Money flow index is thought of as among the essential tools in day trading; however it is often disregarded by some day traders. What these day traders probably do not know is the proven fact that using this indicator will give them an advantage when it comes to identifying the price momentum and course. Money flow index provides the day trader an idea of how rapid a security's cost can change and if it will carry on moving on the same course or change path soon after. Unlike almost every other indicator, this one gauges the market sentiment by making use of the security price and the number of shares bought and sold in a certain time frame. The significance of this indicator is best grasped by examining carefully the money flow index formula.
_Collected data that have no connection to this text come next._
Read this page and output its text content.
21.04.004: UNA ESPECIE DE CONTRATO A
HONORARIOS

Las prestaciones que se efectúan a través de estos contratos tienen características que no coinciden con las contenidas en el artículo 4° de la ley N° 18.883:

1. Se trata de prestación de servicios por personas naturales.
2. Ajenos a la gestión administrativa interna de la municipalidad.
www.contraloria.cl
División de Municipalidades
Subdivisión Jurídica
Money flow is the product of a security's typical rate and amount. The typical cost is the average of the high, low and closing prices of a security. The security volume is the number of securities being exchanged at a certain time. A day trader's money flow computation is different from that of an investor's since he only computes money flow for a shorter time frame most notably in a week or a couple of days. Postive and negative money flows are then converted to a ratio. It is then labeled money flow ratio.
Money flow ratio is helpful in identifying the money flow index as revealed in this formula: MFI= 100 - [100/ (1 + Money Ratio)]. To fully utilize the money flow index in day trading, a day trader ought to understand how to interpret the resulting numbers. The actual result could move from 0 to one hundred.